I'm using dsci, www.dscicorp.com
I do IT consulting at various companies, and only one of them had a phone system that satisfied me.  So I asked them who they used, and it's DSCI.  I've since used a hosted pbx solution from dsci at a different company, and have been very pleased.
 
I know one guy who uses covad, and he's happy with it.  As long as you get an MPLS T1 that's connected directly back to their location, and you elect to run a certain level of QoS on the line, you get perfect voice quality.
 
I think it's better to have the pbx solution outsourced rather than in-house, because of two reasons - (1) If it's in-house, you're absolutely responsible for it.  If it's outsourced, the people who maintain it eat, breathe, and dream nothing but phone systems.  (2) Where we have it outsourced, if the T1 goes down for some reason, of course we can't receive calls.  But any caller will still get the normal ringing, followed by voice prompts, and leave voicemail.  If I go get an internet connection somewhere, I can open a webpage and forward somebody's extension to their cell phone.  Where we have it in-house, if the T1 goes down, callers get a busy signal, end of story.
 
 
 


From: [EMAIL PROTECTED] [mailto:[EMAIL PROTECTED] On Behalf Of Michael Filosa
Sent: Thursday, September 28, 2006 10:28 AM
To: [email protected]
Subject: [BBLISA] VOIP experience

Does anyone have an experience with ether IP phones or VOIP providers.

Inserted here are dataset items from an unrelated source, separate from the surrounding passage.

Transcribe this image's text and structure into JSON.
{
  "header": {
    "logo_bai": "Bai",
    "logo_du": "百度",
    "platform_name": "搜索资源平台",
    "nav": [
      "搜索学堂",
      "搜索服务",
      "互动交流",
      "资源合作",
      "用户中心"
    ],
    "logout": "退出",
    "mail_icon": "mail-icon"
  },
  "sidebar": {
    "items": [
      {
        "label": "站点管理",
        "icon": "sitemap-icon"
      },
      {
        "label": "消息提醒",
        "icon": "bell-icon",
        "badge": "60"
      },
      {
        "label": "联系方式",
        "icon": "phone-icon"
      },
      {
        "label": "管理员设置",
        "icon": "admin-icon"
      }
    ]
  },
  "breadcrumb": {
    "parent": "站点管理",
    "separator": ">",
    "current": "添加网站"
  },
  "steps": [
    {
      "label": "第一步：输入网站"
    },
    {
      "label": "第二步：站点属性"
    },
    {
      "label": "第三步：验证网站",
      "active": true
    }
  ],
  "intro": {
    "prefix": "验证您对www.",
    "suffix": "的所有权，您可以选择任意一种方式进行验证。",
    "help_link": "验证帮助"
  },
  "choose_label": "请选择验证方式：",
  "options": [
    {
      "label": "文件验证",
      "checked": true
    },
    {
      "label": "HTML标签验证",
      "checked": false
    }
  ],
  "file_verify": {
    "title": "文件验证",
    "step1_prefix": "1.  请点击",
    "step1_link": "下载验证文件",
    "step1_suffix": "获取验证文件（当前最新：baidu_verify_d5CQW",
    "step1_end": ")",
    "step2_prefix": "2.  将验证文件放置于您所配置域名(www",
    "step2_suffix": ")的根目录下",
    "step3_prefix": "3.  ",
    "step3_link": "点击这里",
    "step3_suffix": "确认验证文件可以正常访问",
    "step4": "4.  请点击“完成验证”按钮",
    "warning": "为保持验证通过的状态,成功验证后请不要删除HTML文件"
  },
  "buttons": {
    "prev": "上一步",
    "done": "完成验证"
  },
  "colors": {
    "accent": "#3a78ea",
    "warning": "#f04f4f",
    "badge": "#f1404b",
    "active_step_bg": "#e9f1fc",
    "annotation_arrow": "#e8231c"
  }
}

We are looking to setup a couple smaller offices with phone service. The various business class VOIP provider out there seem to be a god fit for us but we have no experience with service or equipment in that world.
 
Any feedback comments would welcome.
 
Most of the solutions we are consider using a cisco IP phone which connects either to a local or remotely hosted IP PBX system.